I love to hear Nicholas pray at night. He has alway had a special relationship with God. Usually when I hear him pray, I find out all of the things that he is worried about or that happened in his day because he feels free to share those with God. He truly forgets I am even in the room beside him. 

A few weeks ago, he started his prayer by saying, "God, please help me not to be hazardous tomorrow."  That made my eyes pop open and smile came to my face.  I would certainly have to explore that thought with him later. Next, he said, "God, please help me at school.  I need to make better choices because I need to "higher" my grades so I can play basketball. I wish you could just go "poof" and make my grades higher, but that is my job and not Yours, so please help me." It was a prayer that many adults may have wanted to pray about all sorts of situations in their lives. However, the amazing thing to me was that NIck totally understood that God is not a genie granting wishes. He knows that God answers prayers, but that God also expects us to do the things we are supposed to do.

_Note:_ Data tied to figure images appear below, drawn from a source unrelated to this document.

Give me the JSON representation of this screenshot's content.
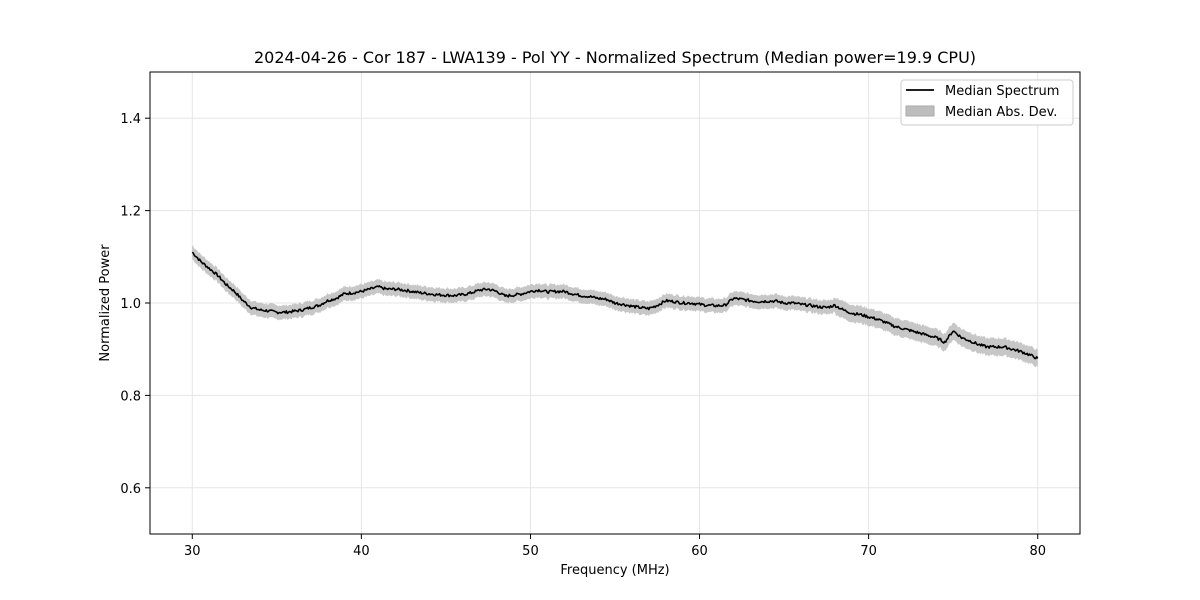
{
  "chart_data": {
    "type": "line",
    "title": "2024-04-26 - Cor 187 - LWA139 - Pol YY - Normalized Spectrum (Median power=19.9 CPU)",
    "xlabel": "Frequency (MHz)",
    "ylabel": "Normalized Power",
    "xlim": [
      27.5,
      82.5
    ],
    "ylim": [
      0.5,
      1.5
    ],
    "xticks": [
      30,
      40,
      50,
      60,
      70,
      80
    ],
    "yticks": [
      0.6,
      0.8,
      1.0,
      1.2,
      1.4
    ],
    "xtick_labels": [
      "30",
      "40",
      "50",
      "60",
      "70",
      "80"
    ],
    "ytick_labels": [
      "0.6",
      "0.8",
      "1.0",
      "1.2",
      "1.4"
    ],
    "grid": true,
    "legend_position": "top-right",
    "colors": {
      "line": "#000000",
      "band": "#bdbdbd",
      "grid": "#e5e5e5"
    },
    "series": [
      {
        "name": "Median Spectrum",
        "x": [
          30,
          30.5,
          31,
          31.5,
          32,
          32.5,
          33,
          33.5,
          34,
          34.5,
          35,
          35.5,
          36,
          36.5,
          37,
          37.5,
          38,
          38.5,
          39,
          39.5,
          40,
          40.5,
          41,
          41.5,
          42,
          42.5,
          43,
          43.5,
          44,
          44.5,
          45,
          45.5,
          46,
          46.5,
          47,
          47.5,
          48,
          48.5,
          49,
          49.5,
          50,
          50.5,
          51,
          51.5,
          52,
          52.5,
          53,
          53.5,
          54,
          54.5,
          55,
          55.5,
          56,
          56.5,
          57,
          57.5,
          58,
          58.5,
          59,
          59.5,
          60,
          60.5,
          61,
          61.5,
          62,
          62.5,
          63,
          63.5,
          64,
          64.5,
          65,
          65.5,
          66,
          66.5,
          67,
          67.5,
          68,
          68.5,
          69,
          69.5,
          70,
          70.5,
          71,
          71.5,
          72,
          72.5,
          73,
          73.5,
          74,
          74.5,
          75,
          75.5,
          76,
          76.5,
          77,
          77.5,
          78,
          78.5,
          79,
          79.5,
          80
        ],
        "values": [
          1.11,
          1.09,
          1.075,
          1.06,
          1.04,
          1.025,
          1.005,
          0.99,
          0.985,
          0.983,
          0.98,
          0.98,
          0.982,
          0.985,
          0.99,
          0.995,
          1.005,
          1.01,
          1.02,
          1.022,
          1.025,
          1.03,
          1.035,
          1.03,
          1.03,
          1.028,
          1.025,
          1.022,
          1.02,
          1.018,
          1.017,
          1.016,
          1.018,
          1.022,
          1.028,
          1.03,
          1.025,
          1.015,
          1.017,
          1.02,
          1.025,
          1.028,
          1.024,
          1.025,
          1.025,
          1.02,
          1.016,
          1.014,
          1.01,
          1.008,
          1.0,
          0.997,
          0.993,
          0.99,
          0.988,
          0.995,
          1.005,
          1.003,
          1.0,
          1.0,
          0.997,
          0.995,
          0.994,
          0.995,
          1.01,
          1.008,
          1.005,
          1.003,
          1.004,
          1.004,
          1.0,
          1.0,
          0.997,
          0.995,
          0.992,
          0.99,
          0.995,
          0.985,
          0.978,
          0.975,
          0.97,
          0.965,
          0.958,
          0.95,
          0.945,
          0.94,
          0.935,
          0.93,
          0.925,
          0.915,
          0.94,
          0.925,
          0.918,
          0.91,
          0.905,
          0.905,
          0.905,
          0.9,
          0.895,
          0.888,
          0.88
        ],
        "spread": 0.015
      }
    ],
    "legend": [
      "Median Spectrum",
      "Median Abs. Dev."
    ]
  }
}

I marvel at his understanding of God. He knows God is always with him and ready to help him. He talks to God straight from his heart, as though God were sitting on the edge of the bed with him, holding his hand. Maybe He is. Nicholas gets his prayers answered more often than anyone I know. After that prayer, Nick made a 100% on a social studies test and 100% on his spelling test.  He had studied hard and God helped him clear his jumbled mind and sort out the facts in his head while taking the tests. God is good. He made Nick special and they have a special relationship.